Much of the work it performed was behind the scenes, it said.

The president of the Association of Racing Commissioners International, Ed Martin, said his organization worked extensively with the AQHA in the development of its model rules.

“Both organizations work together as members of the Racing Medication and Testing Consortium, and over the past year or so, we’ve had extensive discussions with representatives of AQHA about breed-specific policies, especially with regard to the regulation of clenbuterol.

“We have worked to encourage breed-specific policies with our members, which has been a joint effort, and encouraged all quarter horse regulators to get together in the same room and try to adopt common policies embodied in RCI model rules,” Martin said.

For the past year, the AQHA has been pushing hard for racing uniformity and reform by conducting joint meetings with key quarter horse jurisdictions, organizing a laboratory uniformity meeting in conjunction with Racing Medication and Testing Consortium.

Current efforts focus on:

  • Lobbying regulatory bodies (racing commissions) to work with a coalition of laboratories to unify medication standards across jurisdictions
  • Lobbying regulatory bodies to be consistent in testing and detecting violations, and in enforcing the law and imposing deterrents both in an individual body and across jurisdictions;
  • Encouraging the closing of loopholes to keep horses trained by violators off the track until drug testing clears them to run;
  • Encouraging state attorneys general and state courts to support commission suspensions and not delay rulings through legal stays of appeal;
  • Teaming up with racetracks and racing commissions to deploy Racing Integrity Teams to racing events. These teams, made up of members of the Organization of Racing Investigators, ensure integrity at tracks and major events.

The AQHA said it was committed to racehorse welfare and would continue to work with international, national and state racing organizations to evaluate racing protocols.

Meanwhile, the AQHA executive committee recently approved recommendations from the AQHA Animal Welfare Commission that will affect tie-down roping classes, as well as the use of the diuretic furosemide, also known as Lasix, in show horses.

After an executive committee-requested review of Lasix, it approved a maximum permitted plasma concentration of furosemide of 100 nanograms per milliliter in show horses, effective from January 1, 2018.

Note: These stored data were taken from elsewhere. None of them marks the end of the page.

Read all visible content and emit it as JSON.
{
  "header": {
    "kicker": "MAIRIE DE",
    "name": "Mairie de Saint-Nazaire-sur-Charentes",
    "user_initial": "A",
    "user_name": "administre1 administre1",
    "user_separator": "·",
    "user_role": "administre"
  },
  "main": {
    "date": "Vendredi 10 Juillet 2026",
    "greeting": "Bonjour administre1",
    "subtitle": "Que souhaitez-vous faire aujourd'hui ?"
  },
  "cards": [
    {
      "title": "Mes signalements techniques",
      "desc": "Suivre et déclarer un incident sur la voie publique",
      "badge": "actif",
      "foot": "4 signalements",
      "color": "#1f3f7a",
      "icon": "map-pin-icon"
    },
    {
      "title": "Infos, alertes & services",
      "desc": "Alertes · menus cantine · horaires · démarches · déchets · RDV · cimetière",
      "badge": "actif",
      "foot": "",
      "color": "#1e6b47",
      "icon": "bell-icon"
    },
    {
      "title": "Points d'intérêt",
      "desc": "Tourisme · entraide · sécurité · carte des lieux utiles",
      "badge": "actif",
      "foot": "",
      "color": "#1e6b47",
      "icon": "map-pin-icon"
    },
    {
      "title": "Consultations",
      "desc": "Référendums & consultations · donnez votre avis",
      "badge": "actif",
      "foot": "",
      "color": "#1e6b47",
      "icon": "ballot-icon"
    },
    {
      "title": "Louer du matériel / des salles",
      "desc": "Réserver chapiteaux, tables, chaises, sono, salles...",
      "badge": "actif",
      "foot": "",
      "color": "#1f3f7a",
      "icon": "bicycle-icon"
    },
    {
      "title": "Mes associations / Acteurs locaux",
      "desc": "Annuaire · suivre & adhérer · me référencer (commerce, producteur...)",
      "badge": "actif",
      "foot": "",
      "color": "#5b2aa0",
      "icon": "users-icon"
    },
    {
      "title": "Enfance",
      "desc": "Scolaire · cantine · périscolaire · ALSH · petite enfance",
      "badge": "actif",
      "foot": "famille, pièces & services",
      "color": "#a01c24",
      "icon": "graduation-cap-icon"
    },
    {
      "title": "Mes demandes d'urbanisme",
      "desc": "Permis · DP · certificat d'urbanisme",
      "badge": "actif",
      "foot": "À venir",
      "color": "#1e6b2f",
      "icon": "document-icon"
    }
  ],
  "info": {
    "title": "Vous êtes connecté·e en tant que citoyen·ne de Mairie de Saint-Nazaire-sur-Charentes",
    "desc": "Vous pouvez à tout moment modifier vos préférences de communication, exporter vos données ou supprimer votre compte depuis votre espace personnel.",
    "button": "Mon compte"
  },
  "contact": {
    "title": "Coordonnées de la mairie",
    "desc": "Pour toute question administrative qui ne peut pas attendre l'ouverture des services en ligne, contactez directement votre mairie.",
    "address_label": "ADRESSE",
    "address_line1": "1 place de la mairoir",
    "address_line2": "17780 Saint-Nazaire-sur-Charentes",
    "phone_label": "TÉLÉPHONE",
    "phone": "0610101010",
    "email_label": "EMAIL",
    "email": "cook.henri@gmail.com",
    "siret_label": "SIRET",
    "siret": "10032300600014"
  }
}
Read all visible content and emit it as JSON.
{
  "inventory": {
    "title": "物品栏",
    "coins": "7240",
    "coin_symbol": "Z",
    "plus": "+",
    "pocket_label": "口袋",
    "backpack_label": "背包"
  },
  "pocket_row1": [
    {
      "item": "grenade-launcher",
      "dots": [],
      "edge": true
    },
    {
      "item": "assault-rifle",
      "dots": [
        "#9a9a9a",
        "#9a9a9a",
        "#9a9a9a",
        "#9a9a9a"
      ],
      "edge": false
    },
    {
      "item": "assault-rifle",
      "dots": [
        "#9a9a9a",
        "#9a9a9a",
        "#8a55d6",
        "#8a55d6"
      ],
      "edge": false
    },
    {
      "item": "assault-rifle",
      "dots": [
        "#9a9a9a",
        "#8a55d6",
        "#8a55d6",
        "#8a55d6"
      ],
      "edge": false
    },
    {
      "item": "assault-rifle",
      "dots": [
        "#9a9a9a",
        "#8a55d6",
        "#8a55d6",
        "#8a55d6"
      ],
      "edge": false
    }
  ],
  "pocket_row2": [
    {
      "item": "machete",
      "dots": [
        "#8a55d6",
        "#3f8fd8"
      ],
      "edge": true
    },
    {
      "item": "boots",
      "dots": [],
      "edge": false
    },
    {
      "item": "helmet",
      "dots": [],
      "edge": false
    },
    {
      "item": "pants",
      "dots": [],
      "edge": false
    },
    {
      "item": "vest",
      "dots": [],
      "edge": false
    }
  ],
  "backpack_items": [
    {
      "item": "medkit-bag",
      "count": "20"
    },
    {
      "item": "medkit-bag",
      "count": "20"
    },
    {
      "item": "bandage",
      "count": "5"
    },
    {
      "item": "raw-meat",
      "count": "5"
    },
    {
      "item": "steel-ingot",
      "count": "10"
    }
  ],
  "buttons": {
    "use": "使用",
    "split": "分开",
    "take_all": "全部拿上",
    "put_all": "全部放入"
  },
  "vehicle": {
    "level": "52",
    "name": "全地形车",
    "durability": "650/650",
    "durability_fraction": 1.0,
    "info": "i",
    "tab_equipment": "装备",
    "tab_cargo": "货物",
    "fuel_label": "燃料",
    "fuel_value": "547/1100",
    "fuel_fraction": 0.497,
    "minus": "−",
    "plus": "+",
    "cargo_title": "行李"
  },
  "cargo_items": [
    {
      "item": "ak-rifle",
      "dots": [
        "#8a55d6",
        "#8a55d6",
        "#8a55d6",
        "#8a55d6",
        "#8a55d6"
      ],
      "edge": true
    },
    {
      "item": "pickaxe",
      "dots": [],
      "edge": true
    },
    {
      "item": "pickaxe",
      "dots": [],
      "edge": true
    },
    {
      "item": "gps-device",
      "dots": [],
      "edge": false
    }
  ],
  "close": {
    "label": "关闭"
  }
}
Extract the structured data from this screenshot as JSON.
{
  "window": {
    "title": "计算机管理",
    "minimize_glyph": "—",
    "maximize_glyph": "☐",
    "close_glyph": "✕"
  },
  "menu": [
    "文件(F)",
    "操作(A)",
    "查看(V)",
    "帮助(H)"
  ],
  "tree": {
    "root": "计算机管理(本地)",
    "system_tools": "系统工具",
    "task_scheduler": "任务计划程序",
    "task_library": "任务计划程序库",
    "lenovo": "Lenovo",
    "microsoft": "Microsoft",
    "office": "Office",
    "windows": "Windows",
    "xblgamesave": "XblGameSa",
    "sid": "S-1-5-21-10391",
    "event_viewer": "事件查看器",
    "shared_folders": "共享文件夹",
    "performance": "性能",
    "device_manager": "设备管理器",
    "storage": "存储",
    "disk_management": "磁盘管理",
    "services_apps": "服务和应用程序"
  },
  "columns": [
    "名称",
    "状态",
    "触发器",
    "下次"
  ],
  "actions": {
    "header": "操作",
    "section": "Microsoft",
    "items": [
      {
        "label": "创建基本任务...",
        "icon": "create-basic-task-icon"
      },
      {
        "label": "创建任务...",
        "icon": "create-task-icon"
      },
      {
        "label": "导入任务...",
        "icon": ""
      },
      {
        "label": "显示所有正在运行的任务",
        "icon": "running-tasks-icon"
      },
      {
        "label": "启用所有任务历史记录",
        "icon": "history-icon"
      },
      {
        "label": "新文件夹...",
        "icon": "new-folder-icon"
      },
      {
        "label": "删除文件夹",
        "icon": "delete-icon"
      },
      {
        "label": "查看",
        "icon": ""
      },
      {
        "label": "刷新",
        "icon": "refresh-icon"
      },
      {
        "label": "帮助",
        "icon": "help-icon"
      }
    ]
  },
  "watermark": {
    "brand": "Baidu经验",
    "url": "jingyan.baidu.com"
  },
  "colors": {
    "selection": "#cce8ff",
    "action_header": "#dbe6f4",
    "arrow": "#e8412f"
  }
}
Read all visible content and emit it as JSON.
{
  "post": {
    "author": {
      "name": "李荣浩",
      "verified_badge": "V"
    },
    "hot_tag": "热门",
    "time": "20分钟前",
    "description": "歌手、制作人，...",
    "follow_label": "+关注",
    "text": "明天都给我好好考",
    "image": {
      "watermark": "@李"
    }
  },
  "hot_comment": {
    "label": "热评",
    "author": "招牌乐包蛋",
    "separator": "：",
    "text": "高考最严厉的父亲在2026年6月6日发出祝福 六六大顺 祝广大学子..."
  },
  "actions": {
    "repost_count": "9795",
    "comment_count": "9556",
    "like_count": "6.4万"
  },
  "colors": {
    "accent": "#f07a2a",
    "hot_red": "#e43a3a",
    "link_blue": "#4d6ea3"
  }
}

Also effective from that date, any time furosemide is used a medication report must be filed with show management pursuant to VIO403.

The medication report must include:

  • Identification of the medication, as well as date and time of administration;
  • Identification of the horse;
  • Diagnosis of illness/injury, reason for administration and name of administering/prescribing American Association of Equine Practitioners veterinarian;
  • The signature of the veterinarian or person administering the medication.
  • For the rest of 2017, the only requirement related to furosemide is that it must be administered intravenously at least four hours prior to competition. Such a requirement will also appear in the 2018 rule.

Tie-down roping

Effective from the start of 2018, youth and amateur exhibitors will incur a three-point penalty if they bring a calf over backwards, with the calf landing on its back or head with all four feet in the air.

Open exhibitors will incur a disqualification (receiving no score) if the calf is brought over backwards with the calf landing on its back or head with all four feet in the air.